Na sessão desta terça-feira, operadores ressaltam que a formação da taxa de câmbio esteve refém em parte da disputa pela formação da última taxa Ptax de fevereiro, com a tradicional disputa entre "comprados" e "vendidos", e da rolagem de posições no mercado futuro, embora tenha havido também cautela diante do imbróglio dos combustíveis. A máxima da sessão, a R$ 5,2425 (+0,68%), se deu por volta das 13h30, e coincidiu com perdas fortes do Ibovespa, abalado pelo tombo das ações da Petrobras.
Após receber bem ontem a notícia da reoneração dos combustíveis, o mercado se acautelou hoje diante da redução de preços de gasolina e diesel pela Petrobras e, sobretudo, da notícia de provável mudança na distribuição de dividendos da companhia. Pela política atual que leva em conta o preço de paridade de importação (PPI), havia espaço para redução anunciada pela Petrobras. Há temores, contudo, de que o PPI seja abandonado e a empresa passe a arcar com subsídios nos preços dos combustíveis, tendo em vista declarações recentes de Lula.
Segundo o gerente de câmbio da Treviso Corretora, Reginaldo Galhardo, com o ambiente político conturbado, a volatilidade dos ativos domésticos está elevada. "Os investidores estrangeiros ainda buscam um pouco de equilíbrio para proteção dos recursos alocados aqui", diz Galhardo, ressaltando que o 'fogo amigo' contra Haddad aumenta as incertezas. "A volta da tributação dos combustíveis veio colada com o anúncio de redução de preços e dúvidas sobre o papel da Petrobras, o que favoreceu os 'comprados' hoje".
O mercado também operou na expectativa pela entrevista coletiva do ministro da Fazenda sobre combustíveis, com início marcado a partir das 17h, após, portanto, o fechamento do mercado à vita. Embora a volta de PIS e Confins sobre gasolina e álcool, vista como uma vitória parcial de Haddad, possa ajudar a reduzir o déficit neste ano, havia muitas dúvidas sobre a modulagem da reoneração.
"Houve um componente técnico importante hoje para o dólar, por conta do fim do mês e da formação da Ptax. Mas a incerteza sobre como se dará a reoneração dos combustíveis e essa redução de preços pela Petrobras trouxe uma cautela para o câmbio", afirma a economista Cristiane Quartaroli, do Banco Ourinvest.
Declarações de Haddad em entrevista provocaram desconforto nas mesas de operação e levaram o dólar futuro para abril a acelerar o ritmo de alta e renovar máximas.
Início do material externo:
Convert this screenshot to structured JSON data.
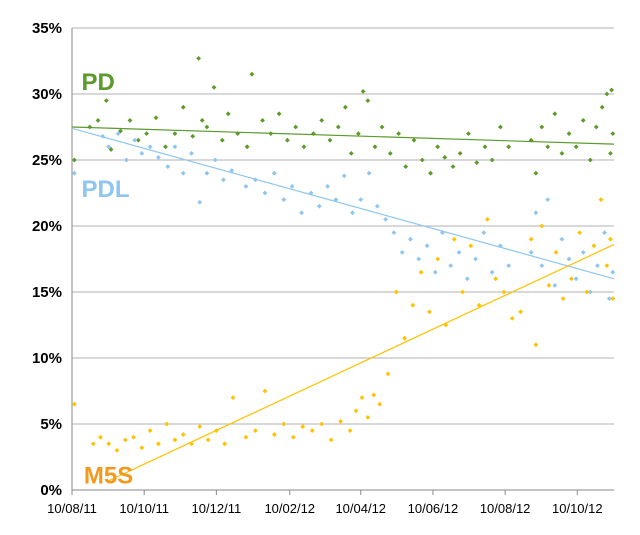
{
  "chart_data": {
    "type": "scatter",
    "x_axis": {
      "ticks": [
        "10/08/11",
        "10/10/11",
        "10/12/11",
        "10/02/12",
        "10/04/12",
        "10/06/12",
        "10/08/12",
        "10/10/12"
      ],
      "range": [
        "2011-08-10",
        "2012-11-10"
      ]
    },
    "y_axis": {
      "ticks": [
        "0%",
        "5%",
        "10%",
        "15%",
        "20%",
        "25%",
        "30%",
        "35%"
      ],
      "range": [
        0,
        35
      ],
      "unit": "%"
    },
    "grid": "horizontal",
    "series": [
      {
        "name": "PD",
        "color": "#5b9a2b",
        "trendline": {
          "from": [
            "2011-08-10",
            27.5
          ],
          "to": [
            "2012-11-10",
            26.2
          ]
        },
        "points": [
          [
            "2011-08-12",
            25.0
          ],
          [
            "2011-08-25",
            27.5
          ],
          [
            "2011-09-01",
            28.0
          ],
          [
            "2011-09-08",
            29.5
          ],
          [
            "2011-09-12",
            25.8
          ],
          [
            "2011-09-20",
            27.2
          ],
          [
            "2011-09-28",
            28.0
          ],
          [
            "2011-10-05",
            26.5
          ],
          [
            "2011-10-12",
            27.0
          ],
          [
            "2011-10-20",
            28.2
          ],
          [
            "2011-10-28",
            26.0
          ],
          [
            "2011-11-05",
            27.0
          ],
          [
            "2011-11-12",
            29.0
          ],
          [
            "2011-11-20",
            26.8
          ],
          [
            "2011-11-25",
            32.7
          ],
          [
            "2011-11-28",
            28.0
          ],
          [
            "2011-12-02",
            27.5
          ],
          [
            "2011-12-08",
            30.5
          ],
          [
            "2011-12-15",
            26.5
          ],
          [
            "2011-12-20",
            28.5
          ],
          [
            "2011-12-28",
            27.0
          ],
          [
            "2012-01-05",
            26.0
          ],
          [
            "2012-01-09",
            31.5
          ],
          [
            "2012-01-18",
            28.0
          ],
          [
            "2012-01-25",
            27.0
          ],
          [
            "2012-02-01",
            28.5
          ],
          [
            "2012-02-08",
            26.5
          ],
          [
            "2012-02-15",
            27.5
          ],
          [
            "2012-02-22",
            26.0
          ],
          [
            "2012-03-01",
            27.0
          ],
          [
            "2012-03-08",
            28.0
          ],
          [
            "2012-03-15",
            26.5
          ],
          [
            "2012-03-22",
            27.5
          ],
          [
            "2012-03-28",
            29.0
          ],
          [
            "2012-04-02",
            25.5
          ],
          [
            "2012-04-08",
            27.0
          ],
          [
            "2012-04-12",
            30.2
          ],
          [
            "2012-04-16",
            29.5
          ],
          [
            "2012-04-22",
            26.0
          ],
          [
            "2012-04-28",
            27.5
          ],
          [
            "2012-05-05",
            25.5
          ],
          [
            "2012-05-12",
            27.0
          ],
          [
            "2012-05-18",
            24.5
          ],
          [
            "2012-05-25",
            26.5
          ],
          [
            "2012-06-01",
            25.0
          ],
          [
            "2012-06-08",
            24.0
          ],
          [
            "2012-06-14",
            26.0
          ],
          [
            "2012-06-20",
            25.2
          ],
          [
            "2012-06-27",
            24.5
          ],
          [
            "2012-07-03",
            25.5
          ],
          [
            "2012-07-10",
            27.0
          ],
          [
            "2012-07-17",
            24.8
          ],
          [
            "2012-07-24",
            26.0
          ],
          [
            "2012-07-30",
            25.0
          ],
          [
            "2012-08-06",
            27.5
          ],
          [
            "2012-08-13",
            26.0
          ],
          [
            "2012-09-01",
            26.5
          ],
          [
            "2012-09-05",
            24.0
          ],
          [
            "2012-09-10",
            27.5
          ],
          [
            "2012-09-15",
            26.0
          ],
          [
            "2012-09-21",
            28.5
          ],
          [
            "2012-09-27",
            25.5
          ],
          [
            "2012-10-03",
            27.0
          ],
          [
            "2012-10-09",
            26.0
          ],
          [
            "2012-10-15",
            28.0
          ],
          [
            "2012-10-21",
            25.0
          ],
          [
            "2012-10-26",
            27.5
          ],
          [
            "2012-10-31",
            29.0
          ],
          [
            "2012-11-04",
            30.0
          ],
          [
            "2012-11-07",
            25.5
          ],
          [
            "2012-11-08",
            30.3
          ],
          [
            "2012-11-09",
            27.0
          ]
        ]
      },
      {
        "name": "PDL",
        "color": "#8ec6f0",
        "trendline": {
          "from": [
            "2011-08-10",
            27.4
          ],
          "to": [
            "2012-11-10",
            16.0
          ]
        },
        "points": [
          [
            "2011-08-12",
            24.0
          ],
          [
            "2011-09-05",
            26.8
          ],
          [
            "2011-09-10",
            26.0
          ],
          [
            "2011-09-18",
            27.0
          ],
          [
            "2011-09-25",
            25.0
          ],
          [
            "2011-10-02",
            26.5
          ],
          [
            "2011-10-08",
            25.5
          ],
          [
            "2011-10-15",
            26.0
          ],
          [
            "2011-10-22",
            25.2
          ],
          [
            "2011-10-30",
            24.5
          ],
          [
            "2011-11-05",
            26.0
          ],
          [
            "2011-11-12",
            24.0
          ],
          [
            "2011-11-19",
            25.5
          ],
          [
            "2011-11-26",
            21.8
          ],
          [
            "2011-12-02",
            24.0
          ],
          [
            "2011-12-09",
            25.0
          ],
          [
            "2011-12-16",
            23.5
          ],
          [
            "2011-12-23",
            24.2
          ],
          [
            "2012-01-04",
            23.0
          ],
          [
            "2012-01-12",
            23.5
          ],
          [
            "2012-01-20",
            22.5
          ],
          [
            "2012-01-28",
            24.0
          ],
          [
            "2012-02-05",
            22.0
          ],
          [
            "2012-02-12",
            23.0
          ],
          [
            "2012-02-20",
            21.0
          ],
          [
            "2012-02-28",
            22.5
          ],
          [
            "2012-03-06",
            21.5
          ],
          [
            "2012-03-13",
            23.0
          ],
          [
            "2012-03-20",
            22.0
          ],
          [
            "2012-03-27",
            23.8
          ],
          [
            "2012-04-03",
            21.0
          ],
          [
            "2012-04-10",
            22.0
          ],
          [
            "2012-04-17",
            24.0
          ],
          [
            "2012-04-24",
            21.5
          ],
          [
            "2012-05-01",
            20.5
          ],
          [
            "2012-05-08",
            19.5
          ],
          [
            "2012-05-15",
            18.0
          ],
          [
            "2012-05-22",
            19.0
          ],
          [
            "2012-05-29",
            17.5
          ],
          [
            "2012-06-05",
            18.5
          ],
          [
            "2012-06-12",
            16.5
          ],
          [
            "2012-06-18",
            19.5
          ],
          [
            "2012-06-25",
            17.0
          ],
          [
            "2012-07-02",
            18.0
          ],
          [
            "2012-07-09",
            16.0
          ],
          [
            "2012-07-16",
            17.5
          ],
          [
            "2012-07-23",
            19.5
          ],
          [
            "2012-07-30",
            16.5
          ],
          [
            "2012-08-06",
            18.5
          ],
          [
            "2012-08-13",
            17.0
          ],
          [
            "2012-09-01",
            18.0
          ],
          [
            "2012-09-05",
            21.0
          ],
          [
            "2012-09-10",
            17.0
          ],
          [
            "2012-09-15",
            22.0
          ],
          [
            "2012-09-21",
            15.5
          ],
          [
            "2012-09-27",
            19.0
          ],
          [
            "2012-10-03",
            17.5
          ],
          [
            "2012-10-09",
            16.0
          ],
          [
            "2012-10-15",
            18.0
          ],
          [
            "2012-10-21",
            15.0
          ],
          [
            "2012-10-27",
            17.0
          ],
          [
            "2012-11-02",
            19.5
          ],
          [
            "2012-11-06",
            14.5
          ],
          [
            "2012-11-09",
            16.5
          ]
        ]
      },
      {
        "name": "M5S",
        "color": "#ffc200",
        "trendline": {
          "from": [
            "2011-09-10",
            0.7
          ],
          "to": [
            "2012-11-10",
            18.6
          ]
        },
        "points": [
          [
            "2011-08-12",
            6.5
          ],
          [
            "2011-08-28",
            3.5
          ],
          [
            "2011-09-03",
            4.0
          ],
          [
            "2011-09-10",
            3.5
          ],
          [
            "2011-09-17",
            3.0
          ],
          [
            "2011-09-24",
            3.8
          ],
          [
            "2011-10-01",
            4.0
          ],
          [
            "2011-10-08",
            3.2
          ],
          [
            "2011-10-15",
            4.5
          ],
          [
            "2011-10-22",
            3.5
          ],
          [
            "2011-10-29",
            5.0
          ],
          [
            "2011-11-05",
            3.8
          ],
          [
            "2011-11-12",
            4.2
          ],
          [
            "2011-11-19",
            3.5
          ],
          [
            "2011-11-26",
            4.8
          ],
          [
            "2011-12-03",
            3.8
          ],
          [
            "2011-12-10",
            4.5
          ],
          [
            "2011-12-17",
            3.5
          ],
          [
            "2011-12-24",
            7.0
          ],
          [
            "2012-01-04",
            4.0
          ],
          [
            "2012-01-12",
            4.5
          ],
          [
            "2012-01-20",
            7.5
          ],
          [
            "2012-01-28",
            4.2
          ],
          [
            "2012-02-05",
            5.0
          ],
          [
            "2012-02-13",
            4.0
          ],
          [
            "2012-02-21",
            4.8
          ],
          [
            "2012-02-29",
            4.5
          ],
          [
            "2012-03-08",
            5.0
          ],
          [
            "2012-03-16",
            3.8
          ],
          [
            "2012-03-24",
            5.2
          ],
          [
            "2012-04-01",
            4.5
          ],
          [
            "2012-04-06",
            6.0
          ],
          [
            "2012-04-11",
            7.0
          ],
          [
            "2012-04-16",
            5.5
          ],
          [
            "2012-04-21",
            7.2
          ],
          [
            "2012-04-26",
            6.5
          ],
          [
            "2012-05-03",
            8.8
          ],
          [
            "2012-05-10",
            15.0
          ],
          [
            "2012-05-17",
            11.5
          ],
          [
            "2012-05-24",
            14.0
          ],
          [
            "2012-05-31",
            16.5
          ],
          [
            "2012-06-07",
            13.5
          ],
          [
            "2012-06-14",
            17.5
          ],
          [
            "2012-06-21",
            12.5
          ],
          [
            "2012-06-28",
            19.0
          ],
          [
            "2012-07-05",
            15.0
          ],
          [
            "2012-07-12",
            18.5
          ],
          [
            "2012-07-19",
            14.0
          ],
          [
            "2012-07-26",
            20.5
          ],
          [
            "2012-08-02",
            16.0
          ],
          [
            "2012-08-09",
            15.0
          ],
          [
            "2012-08-16",
            13.0
          ],
          [
            "2012-08-23",
            13.5
          ],
          [
            "2012-09-01",
            19.0
          ],
          [
            "2012-09-05",
            11.0
          ],
          [
            "2012-09-10",
            20.0
          ],
          [
            "2012-09-16",
            15.5
          ],
          [
            "2012-09-22",
            18.0
          ],
          [
            "2012-09-28",
            14.5
          ],
          [
            "2012-10-05",
            16.0
          ],
          [
            "2012-10-12",
            19.5
          ],
          [
            "2012-10-18",
            15.0
          ],
          [
            "2012-10-24",
            18.5
          ],
          [
            "2012-10-30",
            22.0
          ],
          [
            "2012-11-04",
            17.0
          ],
          [
            "2012-11-07",
            19.0
          ],
          [
            "2012-11-09",
            14.5
          ]
        ]
      }
    ]
  }
}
O ministro disse que a reoneração de tributos federais da gasolina será de R$ 0,47 centavos e, do etanol, de R$ 0,02 centavos. Haverá também aplicação de imposto de importação sobre óleo cru por quatro meses, para assegurar arrecadação de R$ 28 bilhões previstos no pacote anunciado pela pasta.
As atenções se voltaram, contudo, à fala do ministro sobre a política monetária. Segundo Haddad, o BC teria afirmado que a reoneração era "condição para redução de taxa de juros". Mais: o ministro disse que esperar que o BC "reaja da maneira prevista nas atas do Copom" e que taxa Selic de 13,75% "é insustentável". Antes visto como anteparo às pressões do presidente Lula sobre o BC, Haddad parece fazer coro agora com a ala política do governo no ataque à gestão da política monetária.